GWHT Fellows return for the 2nd year to the WISER school in Muhuru Bay, Kenya |UNDERGRADUATE FELLOWS
Updated: Sep 2, 2019
Just a few days after arriving at WISER, I was describing my schedule to my parents as if I already had been here for weeks. I think the ease with which I have settled back into being at WISER is in large part due to the warmth and openness of the teachers, students, and staff. They don’t treat me as if I am an outsider but instead have welcomed me back to be a part of the WISER family. The weeks that I spent at WISER last summer have easily blended into the time I am spending here now.
What is different from last summer, however, is my purpose for being here. Last year, two other students and I were conducting interviews and performing data collection related to the water system created by WISER, UNICEF WASH, and the Muhuru Bay Water Board to provide clean water to the community. My days often consisted of data entry and analysis, which was well within what I was comfortable doing.
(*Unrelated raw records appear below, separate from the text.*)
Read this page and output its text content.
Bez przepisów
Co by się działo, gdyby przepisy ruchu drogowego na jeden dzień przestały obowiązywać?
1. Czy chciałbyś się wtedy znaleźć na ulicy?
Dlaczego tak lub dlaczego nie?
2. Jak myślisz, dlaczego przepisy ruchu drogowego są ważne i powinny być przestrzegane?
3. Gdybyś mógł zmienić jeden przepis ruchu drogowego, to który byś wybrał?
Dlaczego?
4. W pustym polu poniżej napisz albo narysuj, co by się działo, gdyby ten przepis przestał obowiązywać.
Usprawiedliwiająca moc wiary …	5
This summer, I have abandoned my comfort zone to attempt teaching. Currently, I am teaching 89 students about entrepreneurship and financial literacy, 24 students about how entrepreneurship can be applied to engineering, and six students about the basics of building a flashlight (a review of the curriculum taught by Pratt students Kendall Covington and Mikayla Wickman last year). At this point, I have just had one session with each of the three groups.
Even after just one session, my lack of teaching experience is apparent. I was naive to think that the same strategies to keep students on task or encourage students to participate would work in all three classrooms, and I am now working to identify new strategies that are tailored to each group. I was additionally naive to think that the teaching strategies that I learned from teachers in the U.S. would translate to a Kenyan classroom. Teacher’s expectations of students, students’ expectations of teachers, learning styles, teaching philosophies, and many other aspects of education all differ dramatically. Though these differences will be challenging to understand and overcome, I am confident that with the help of the teachers and students, we can find an interesting mix between the teaching and learning styles of both countries.
Picture: A group of WISER girls working to describe the needs they see in their community.